In the face of surging cases, the European Center for Disease Prevention and Control, or ECDC, shifted its booster policy and is now recommending shots for adults over 40.
"Available evidence emerging from Israel and Britain shows a significant increase in protection against infection and severe disease following a booster dose in all age groups in the short term," the ECDC said in a report published Wednesday.
"The potential burden of disease in the EU/EEA from the Delta variant will be very high in December and January unless public health measures are applied now in combination with continued efforts to increase vaccine uptake in the total population," it said in a statement.
Slovakian officials are weighing new lockdowns, and in the Czech Republic, officials may impose vaccine mandates on people over the age of 60 as well as on health care workers. Hungarian officials have argued against lockdowns but are encouraging people to get vaccinated.

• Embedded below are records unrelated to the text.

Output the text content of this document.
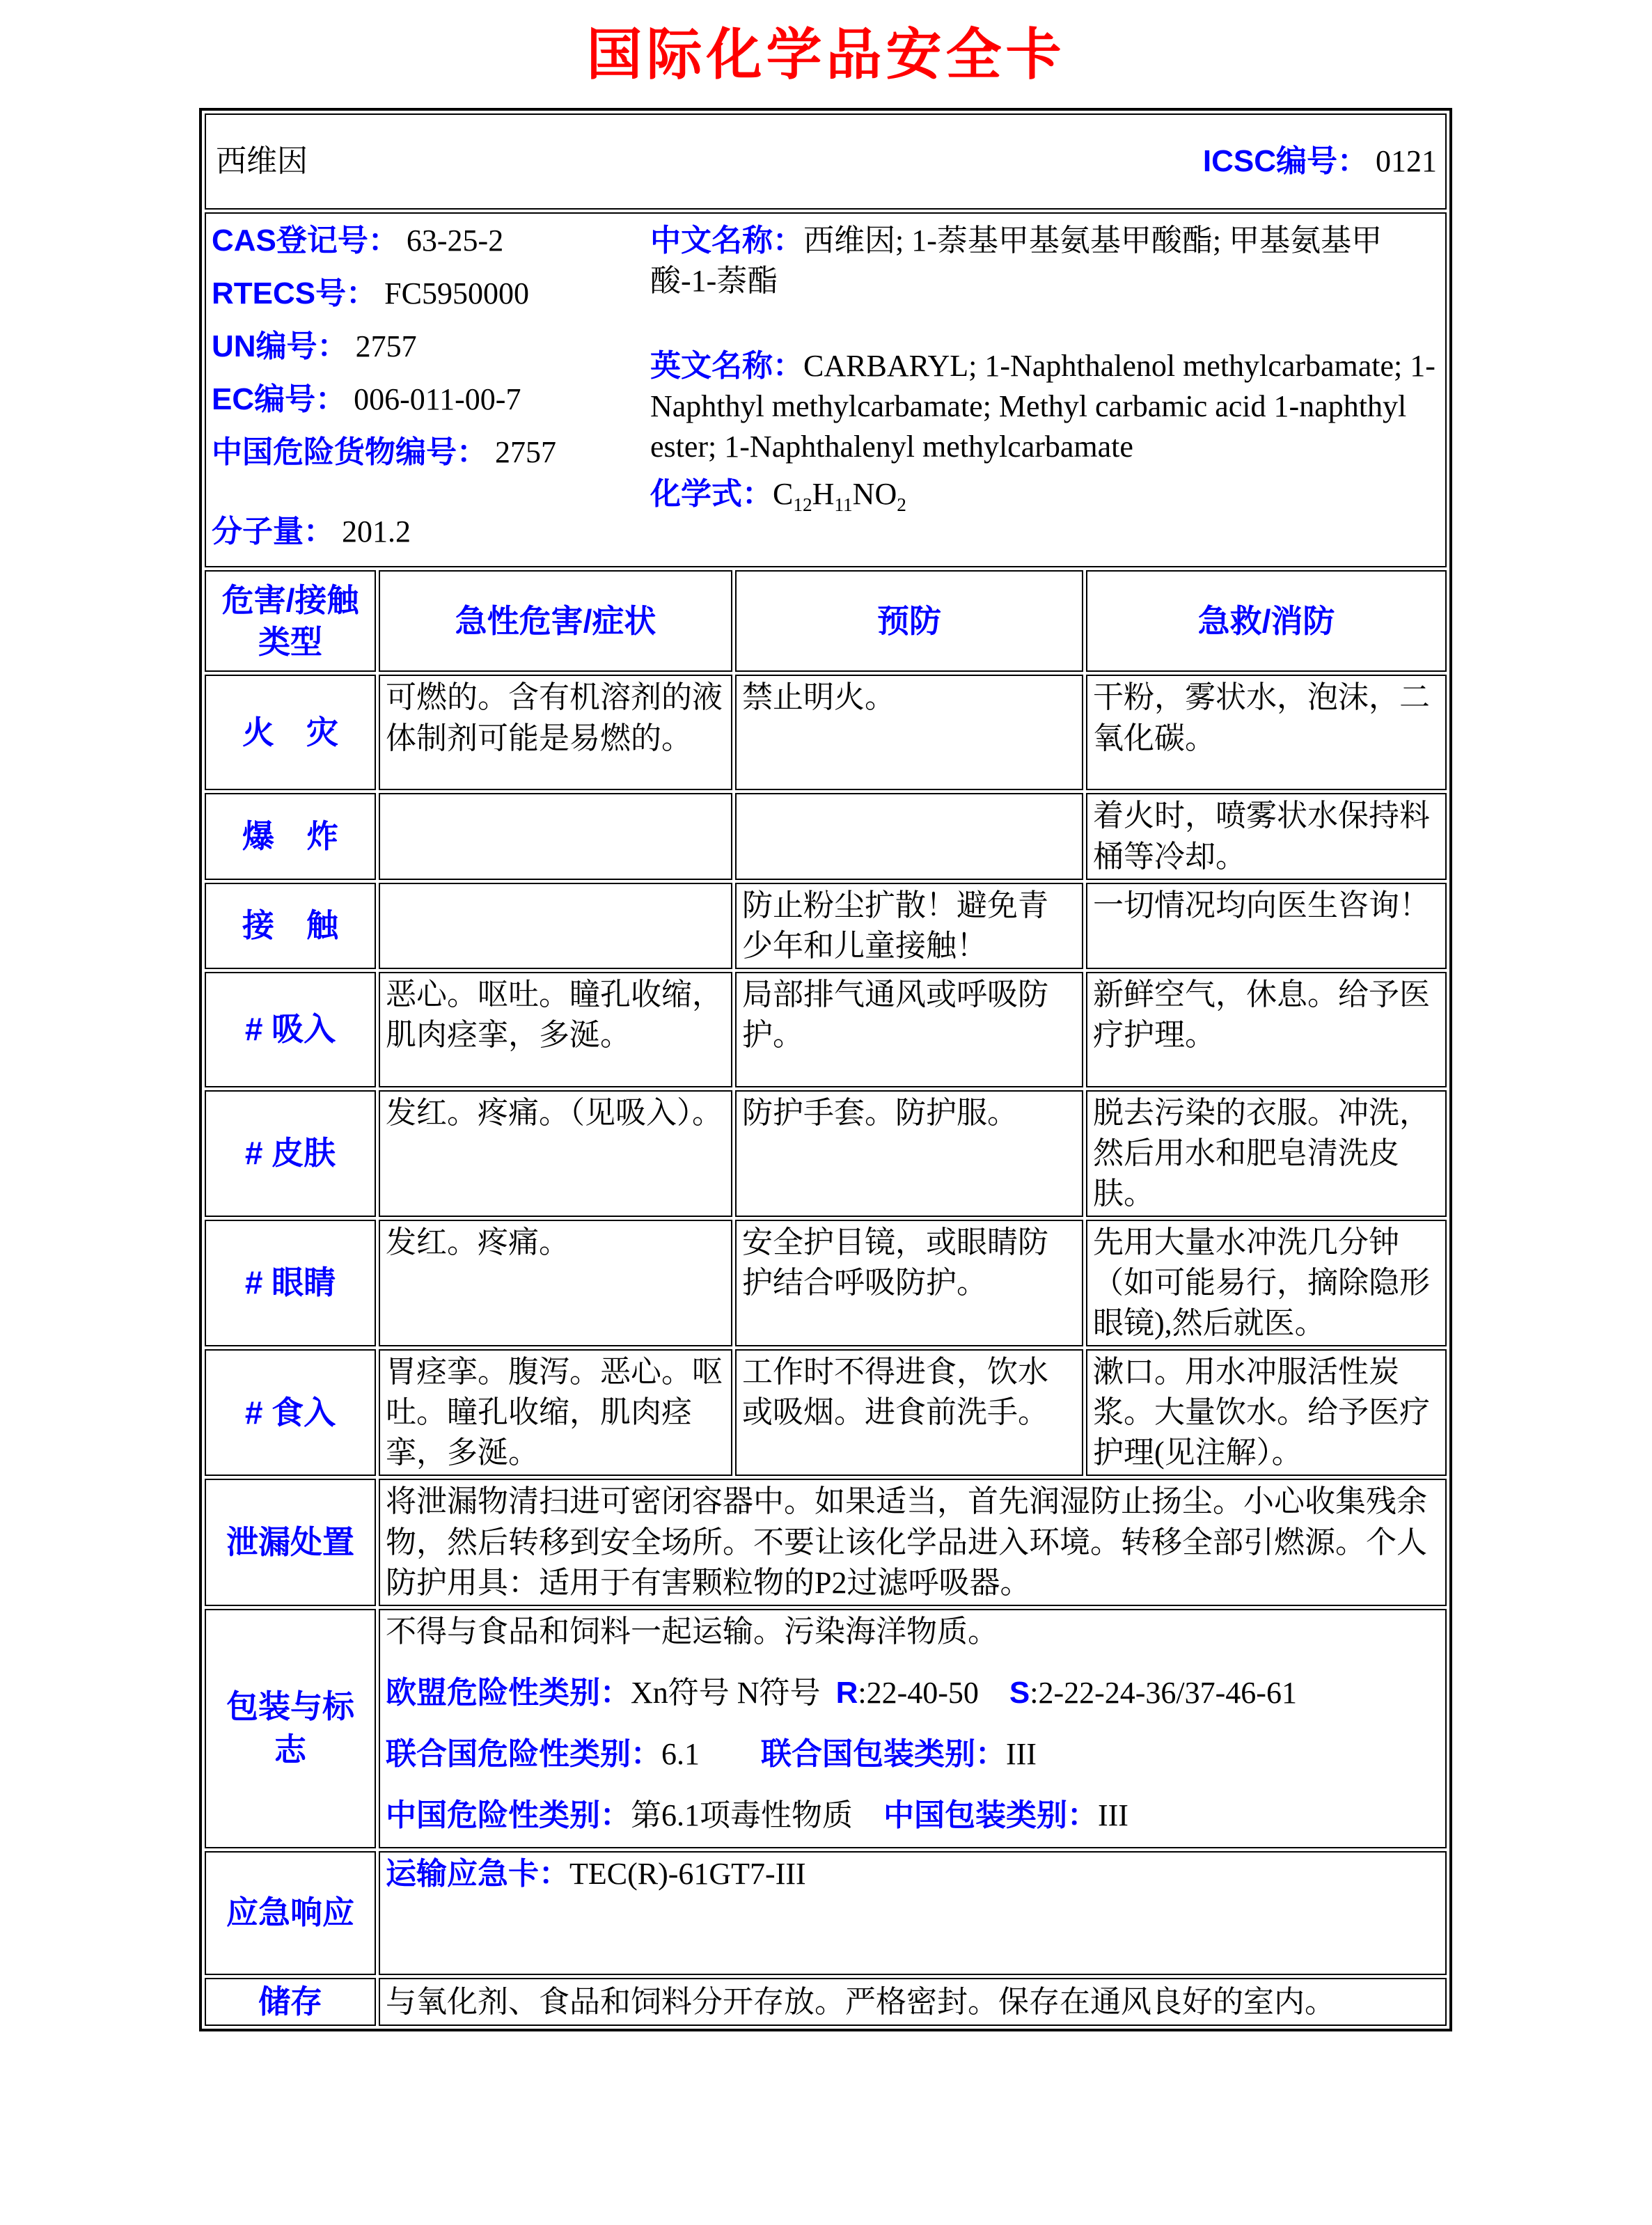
国际化学品安全卡
西维因 ICSC编号： 0121			

CAS登记号： 63-25-2
RTECS号： FC5950000
UN编号： 2757
EC编号： 006-011-00-7
中国危险货物编号： 2757
分子量： 201.2
中文名称：西维因; 1-萘基甲基氨基甲酸酯; 甲基氨基甲酸-1-萘酯
英文名称：CARBARYL; 1-Naphthalenol methylcarbamate; 1-Naphthyl methylcarbamate; Methyl carbamic acid 1-naphthyl ester; 1-Naphthalenyl methylcarbamate
化学式：$C_{12}H_{11}NO_2$

危害/接触
类型	急性危害/症状	预防	急救/消防

火　灾	可燃的。含有机溶剂的液体制剂可能是易燃的。	禁止明火。	干粉，雾状水，泡沫，二氧化碳。
爆　炸			着火时，喷雾状水保持料桶等冷却。
接　触		防止粉尘扩散！避免青少年和儿童接触！	一切情况均向医生咨询！
# 吸入	恶心。呕吐。瞳孔收缩，肌肉痉挛，多涎。	局部排气通风或呼吸防护。	新鲜空气，休息。给予医疗护理。
# 皮肤	发红。疼痛。（见吸入）。	防护手套。防护服。	脱去污染的衣服。冲洗，然后用水和肥皂清洗皮肤。
# 眼睛	发红。疼痛。	安全护目镜，或眼睛防护结合呼吸防护。	先用大量水冲洗几分钟（如可能易行，摘除隐形眼镜),然后就医。
# 食入	胃痉挛。腹泻。恶心。呕吐。瞳孔收缩，肌肉痉挛，多涎。	工作时不得进食，饮水或吸烟。进食前洗手。	漱口。用水冲服活性炭浆。大量饮水。给予医疗护理(见注解）。
泄漏处置	将泄漏物清扫进可密闭容器中。如果适当，首先润湿防止扬尘。小心收集残余物，然后转移到安全场所。不要让该化学品进入环境。转移全部引燃源。个人防护用具：适用于有害颗粒物的P2过滤呼吸器。		
包装与标志	不得与食品和饲料一起运输。污染海洋物质。
欧盟危险性类别：Xn符号 N符号 R:22-40-50 S:2-22-24-36/37-46-61
联合国危险性类别：6.1 联合国包装类别：III
中国危险性类别：第6.1项毒性物质 中国包装类别：III		

应急响应	运输应急卡：TEC(R)-61GT7-III		
储存	与氧化剂、食品和饲料分开存放。严格密封。保存在通风良好的室内。		
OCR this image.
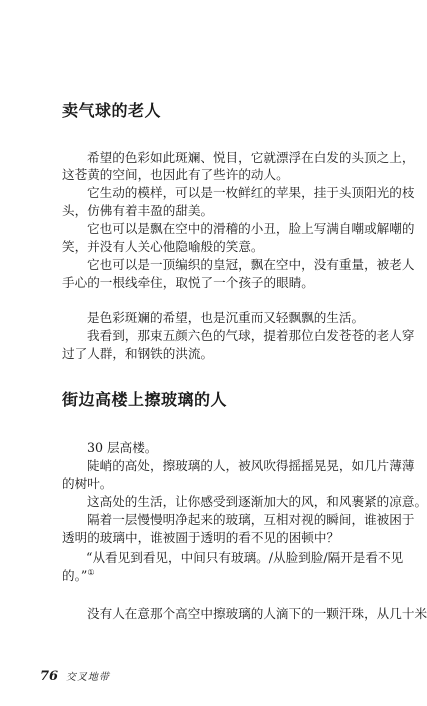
卖气球的老人
希望的色彩如此斑斓、悦目，它就漂浮在白发的头顶之上，
这苍黄的空间，也因此有了些许的动人。
它生动的模样，可以是一枚鲜红的苹果，挂于头顶阳光的枝
头，仿佛有着丰盈的甜美。
它也可以是飘在空中的滑稽的小丑，脸上写满自嘲或解嘲的
笑，并没有人关心他隐喻般的笑意。
它也可以是一顶编织的皇冠，飘在空中，没有重量，被老人
手心的一根线牵住，取悦了一个孩子的眼睛。
是色彩斑斓的希望，也是沉重而又轻飘飘的生活。
我看到，那束五颜六色的气球，提着那位白发苍苍的老人穿
过了人群，和钢铁的洪流。
街边高楼上擦玻璃的人
30 层高楼。
陡峭的高处，擦玻璃的人，被风吹得摇摇晃晃，如几片薄薄
的树叶。
这高处的生活，让你感受到逐渐加大的风，和风裹紧的凉意。
隔着一层慢慢明净起来的玻璃，互相对视的瞬间，谁被困于
透明的玻璃中，谁被圄于透明的看不见的困顿中？
“从看见到看见，中间只有玻璃。/从脸到脸/隔开是看不见
的。”①
没有人在意那个高空中擦玻璃的人滴下的一颗汗珠，从几十米
76 交叉地带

Austria has imposed a strict lockdown and plans to make vaccines mandatory by February 1.
Some parts of Germany also are restricting movement in the face of spiking cases.
France, Holland and Italy are all expected to announce new steps to curb the spread later this week.
COVID-19 emerged from China two years ago and has killed 5.4 million globally.
Some information in this report comes from Reuters and Agence France-Presse.